The 2X Inverse Regional Banks ETF (SKRE) exemplifies the evolution. When Cramer recommended buying Silicon Valley Bank just one month before the institution collapsed, the incident highlighted the value of inverse positioning. SKRE allows investors to make leveraged bets against regional banking stocks—a position that would have proven highly profitable during banking sector weakness.

“When Jim Cramer recommended buying Silicon Valley Bank, there wasn’t an ETF that allowed you to short regional banks. Now there is. SKRE provides 2x the inverse return of the SPDR S&P Regional Banking ETF,” Tuttle noted in subsequent communications. The lesson from Silicon Valley Bank’s failure, paired with the SVB recommendation, reinforced Tuttle’s conviction that demand exists for sophisticated inverse products—just not necessarily an inverse cramer-specific fund.
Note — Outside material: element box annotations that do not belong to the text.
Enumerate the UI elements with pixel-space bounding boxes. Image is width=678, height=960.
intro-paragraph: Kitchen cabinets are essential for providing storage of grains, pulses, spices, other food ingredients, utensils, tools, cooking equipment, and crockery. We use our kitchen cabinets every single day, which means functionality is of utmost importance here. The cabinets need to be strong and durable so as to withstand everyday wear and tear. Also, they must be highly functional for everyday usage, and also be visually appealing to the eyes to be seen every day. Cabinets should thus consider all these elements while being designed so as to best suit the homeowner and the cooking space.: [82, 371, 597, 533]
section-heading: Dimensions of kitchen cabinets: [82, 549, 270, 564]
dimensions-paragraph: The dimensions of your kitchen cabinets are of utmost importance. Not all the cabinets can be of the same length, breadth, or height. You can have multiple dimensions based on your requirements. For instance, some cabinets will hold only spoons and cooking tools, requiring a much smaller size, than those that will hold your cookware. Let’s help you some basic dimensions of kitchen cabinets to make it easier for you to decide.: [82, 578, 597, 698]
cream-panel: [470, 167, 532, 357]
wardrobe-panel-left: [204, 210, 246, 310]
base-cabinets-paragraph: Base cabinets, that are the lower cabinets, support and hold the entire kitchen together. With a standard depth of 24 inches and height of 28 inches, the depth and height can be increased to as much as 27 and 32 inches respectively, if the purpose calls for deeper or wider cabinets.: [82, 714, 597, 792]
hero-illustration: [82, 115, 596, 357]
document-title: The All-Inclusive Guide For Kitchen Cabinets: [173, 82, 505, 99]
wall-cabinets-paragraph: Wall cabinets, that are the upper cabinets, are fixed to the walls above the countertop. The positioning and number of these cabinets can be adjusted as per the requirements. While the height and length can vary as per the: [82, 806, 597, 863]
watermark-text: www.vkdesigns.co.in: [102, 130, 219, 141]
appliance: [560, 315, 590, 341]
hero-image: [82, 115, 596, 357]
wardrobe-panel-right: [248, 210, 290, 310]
The Broader Inverse ETF Landscape: Regional Banks And Leveraged Bets

Beyond regional banking, Tuttle Capital has expanded aggressively into individual stock inverse bets. In late 2023, the company launched a suite of leveraged ETFs tracking Tesla and NVIDIA:

  • T-Rex 2X Long Tesla Daily Target ETF (TSLT)
  • T-Rex 2X Inverse Tesla Daily Target ETF (TSLZ)
  • T-Rex 2X Long NVIDIA Daily Target ETF (NVDX)
  • T-Rex 2X Inverse NVIDIA Daily Target ETF (NVDQ)

This diversified product line reveals the true opportunity: rather than betting against one analyst’s picks, investors increasingly want granular control over directional bets on specific mega-cap stocks. The company has also filed for leveraged Bitcoin ETFs and indicated that additional products could launch by April.

The inverse cramer experiment taught Tuttle Capital valuable lessons about product-market fit. While the contrarian premise was intellectually sound, the execution and timing proved incompatible with market realities. The shutdown doesn’t represent failure so much as strategic reallocation—redirecting resources from a niche product toward a broader ecosystem of leveraged and inverse investment vehicles that have resonated far more successfully with the retail investor base.

Sometimes the best portfolio adjustment involves knowing when to pivot.